Vinyl liebe ich aus mehreren Gründen – das Artwork, die Tatsache, dass man damit beschäftigt ist (die Platte umdrehen, in der Nähe des Plattenspielers bleiben), und das Format zwingt die Alben zu einer bestimmten Länge. Ich denke – und wir haben als Band viel darüber gesprochen – dass eine einzelne LP im Allgemeinen das beste Format für ein Album ist – 40-44 Minuten mit einer Pause in der Mitte. Aber ja, normalerweise höre ich Musik per Streaming, weil es verdammt praktisch ist und ich sie am Computer, beim Laufen oder im Auto höre.
Last but not least: die Einflüsse
Sascha: Eine letzte Frage, die ich in jedem Interview stelle, ist eine Frage von Metalhead zu Metalhead.
Könnt ihr uns eure drei besten Metal-Alben nennen, oder, falls das zu schwer ist, die Bands/Alben, die euch am meisten beeinflusst oder geprägt haben?
Jordan: Gute Frage – für mich, zumindest heute, sind es Opeth – Still Life, Death – Symbolic und Agalloch – The Mantle.

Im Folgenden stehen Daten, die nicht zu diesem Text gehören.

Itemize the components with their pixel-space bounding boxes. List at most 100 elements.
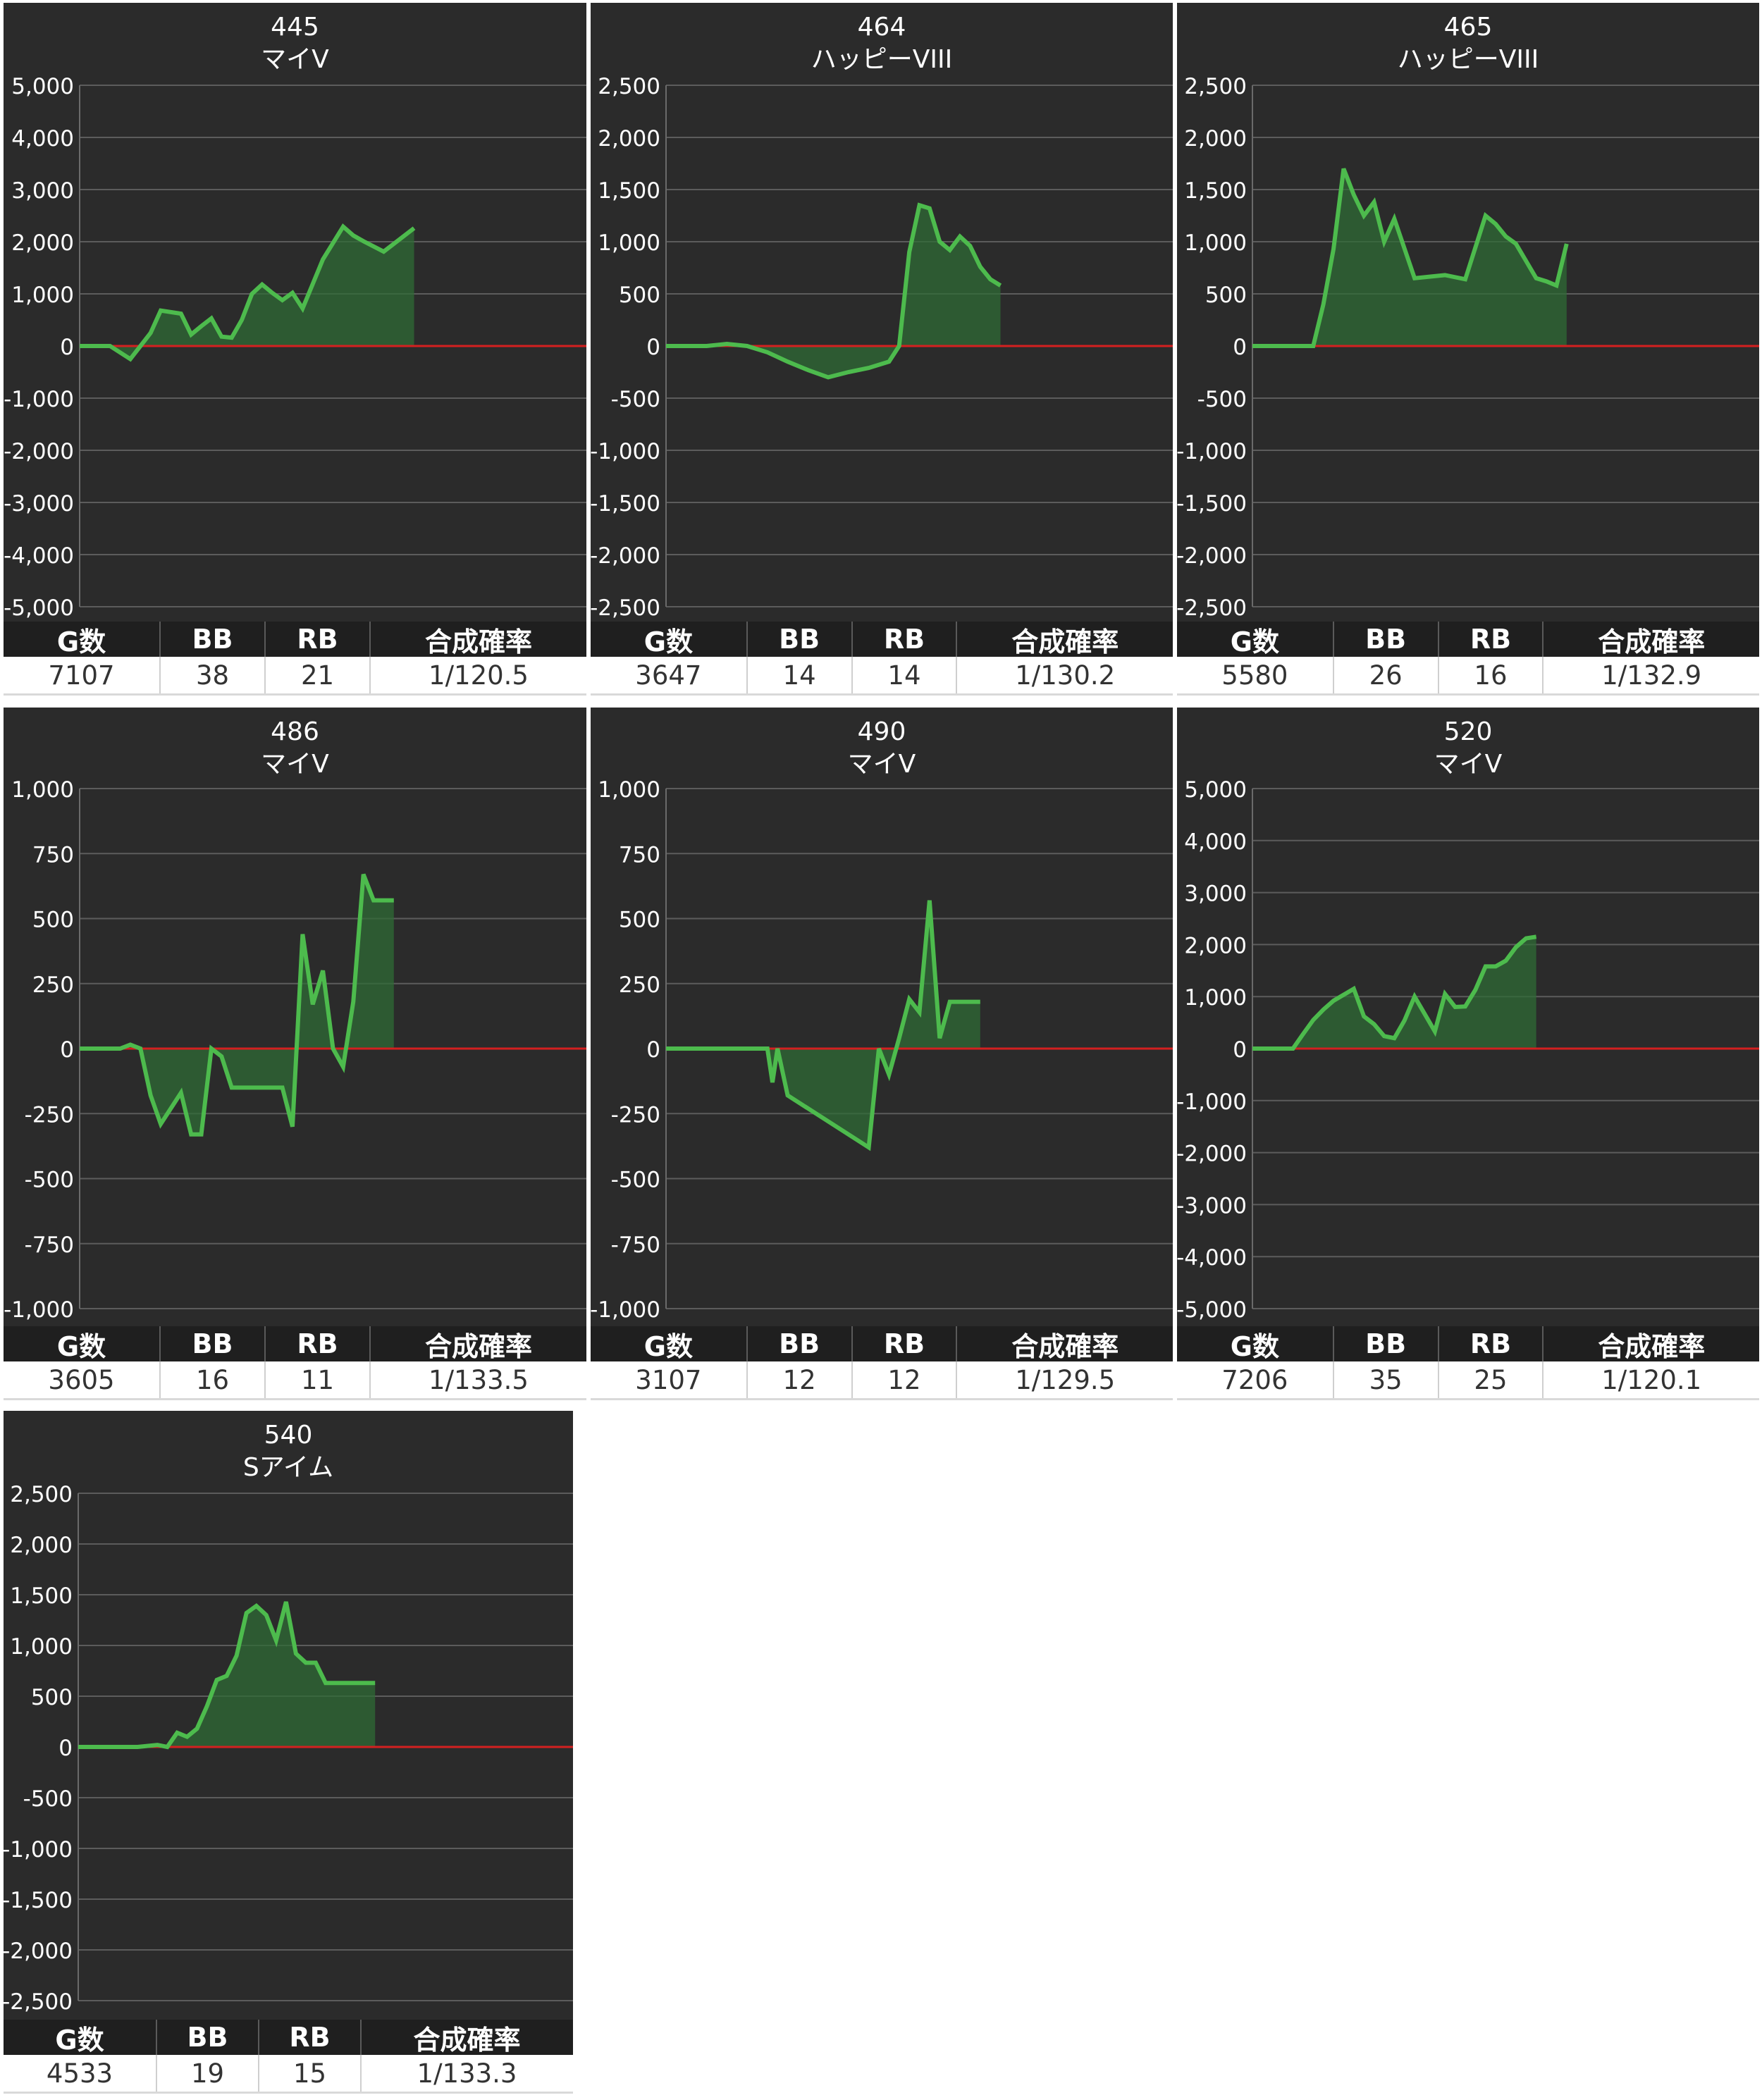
y-tick-label: 500 xyxy=(619,283,660,308)
rate-header: 合成確率 xyxy=(1598,1330,1706,1362)
y-tick-label: -2,000 xyxy=(1177,543,1247,569)
data-point xyxy=(226,1674,228,1677)
data-point xyxy=(352,1001,355,1003)
games-header: G数 xyxy=(4,622,161,657)
data-point xyxy=(139,1047,142,1050)
y-tick-label: -500 xyxy=(23,1786,73,1812)
rate-header: 合成確率 xyxy=(1011,626,1119,657)
data-point xyxy=(1464,1005,1467,1008)
data-point xyxy=(1362,214,1365,217)
games-header: G数 xyxy=(1177,1326,1334,1362)
rate-value: 1/120.1 xyxy=(1601,1364,1702,1395)
data-point xyxy=(180,1092,183,1094)
data-point xyxy=(979,1001,982,1003)
data-point xyxy=(190,333,192,336)
data-point xyxy=(374,1681,376,1684)
y-tick-label: 4,000 xyxy=(11,126,74,152)
data-point xyxy=(281,299,284,302)
data-point xyxy=(918,204,921,206)
data-point xyxy=(78,345,81,347)
bb-value: 16 xyxy=(161,1361,266,1398)
data-point xyxy=(216,1679,218,1681)
data-point xyxy=(255,1605,258,1607)
data-point xyxy=(1413,995,1416,998)
y-tick-label: -500 xyxy=(611,1168,660,1193)
series-line xyxy=(1252,168,1569,348)
y-tick-label: 1,500 xyxy=(1184,178,1247,204)
series-line xyxy=(666,202,1002,380)
chart-title: 464 xyxy=(858,13,906,42)
rate-header: 合成確率 xyxy=(413,2024,521,2056)
data-point xyxy=(1393,217,1396,220)
data-point xyxy=(1454,1006,1457,1008)
rate-header: 合成確率 xyxy=(424,1330,532,1362)
stats-header: G数 BB RB 合成確率 xyxy=(1177,1326,1759,1362)
data-point xyxy=(1393,1037,1396,1039)
data-point xyxy=(766,351,769,354)
data-point xyxy=(149,1094,152,1097)
data-point xyxy=(382,250,385,253)
bb-value: 14 xyxy=(748,657,853,693)
data-point xyxy=(129,1043,132,1046)
y-tick-label: 0 xyxy=(58,1736,73,1761)
chart-subtitle: マイV xyxy=(261,750,329,779)
chart-panel: 486 マイV 1,000 750 500 250 0 -250 -500 -750 -1,000 G… xyxy=(4,708,586,1400)
rb-value: 16 xyxy=(1439,657,1544,693)
series-area-fill xyxy=(1252,937,1536,1049)
bb-header: BB xyxy=(161,622,266,657)
chart-svg: 540 Sアイム 2,500 2,000 1,500 1,000 500 0 -500 -1,00… xyxy=(4,1421,573,2015)
stats-header: G数 BB RB 合成確率 xyxy=(4,2020,573,2056)
y-tick-label: -500 xyxy=(611,387,660,412)
stats-row: 3605 16 11 1/133.5 xyxy=(4,1361,586,1400)
chart-svg: 486 マイV 1,000 750 500 250 0 -250 -500 -750 -1,000 xyxy=(4,717,586,1323)
data-point xyxy=(312,1003,314,1006)
rate-header: 合成確率 xyxy=(1598,626,1706,657)
stats-header: G数 BB RB 合成確率 xyxy=(591,622,1173,657)
y-tick-label: -1,000 xyxy=(4,1297,74,1323)
data-point xyxy=(78,1047,81,1050)
y-tick-label: -1,000 xyxy=(591,439,660,464)
chart-title: 465 xyxy=(1444,13,1493,42)
y-tick-label: -1,000 xyxy=(1177,1089,1247,1115)
data-point xyxy=(1434,1030,1436,1033)
data-point xyxy=(887,1073,890,1076)
rb-value: 12 xyxy=(853,1361,958,1398)
rb-header: RB xyxy=(259,2020,362,2055)
y-tick-label: -4,000 xyxy=(1177,1245,1247,1271)
y-tick-label: 2,500 xyxy=(1184,74,1247,99)
rate-value: 1/129.5 xyxy=(1015,1364,1116,1395)
chart-panel: 464 ハッピーVIII 2,500 2,000 1,500 1,000 500 0 -500 -… xyxy=(591,3,1173,696)
chart-title: 490 xyxy=(858,717,906,746)
data-point xyxy=(1322,1008,1325,1011)
data-point xyxy=(877,1047,880,1050)
data-point xyxy=(332,1047,335,1050)
data-point xyxy=(1443,273,1446,276)
data-point xyxy=(1292,1047,1295,1050)
y-tick-label: -500 xyxy=(1197,387,1247,412)
games-header: G数 xyxy=(4,2020,157,2056)
games-header: G数 xyxy=(1177,622,1334,657)
y-tick-label: 1,000 xyxy=(598,230,660,256)
y-tick-label: 1,500 xyxy=(10,1583,73,1609)
rb-header: RB xyxy=(266,622,371,657)
y-tick-label: -2,000 xyxy=(1177,1142,1247,1167)
data-point xyxy=(1332,999,1335,1002)
data-point xyxy=(1302,1032,1305,1035)
stats-header: G数 BB RB 合成確率 xyxy=(591,1326,1173,1362)
stats-row: 7206 35 25 1/120.1 xyxy=(1177,1361,1759,1400)
data-point xyxy=(1515,242,1517,245)
data-point xyxy=(908,251,911,254)
rb-value: 11 xyxy=(266,1361,371,1398)
data-point xyxy=(1403,1019,1406,1022)
data-point xyxy=(275,1639,278,1642)
chart-title: 540 xyxy=(264,1421,313,1450)
data-point xyxy=(240,319,243,321)
stats-header: G数 BB RB 合成確率 xyxy=(4,622,586,657)
data-point xyxy=(898,1037,901,1039)
data-point xyxy=(281,1086,284,1089)
bb-header: BB xyxy=(161,1326,266,1361)
data-point xyxy=(999,284,1002,287)
y-tick-label: 2,000 xyxy=(11,230,74,256)
games-value: 7206 xyxy=(1177,1361,1334,1398)
bb-header: BB xyxy=(157,2020,259,2055)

Aaron: Es ist extrem schwierig, sich auf drei zu beschränken, aber mit Bathory – Hammerheart, Emperor – In the Nightside Eclipse und Ulver – Bergtatt: Et eeventyr i 5 capitler kann man nichts falsch machen, sie haben mich nie enttäuscht.
Sascha: Vielen Dank für das Interview und das hervorragende neue Album!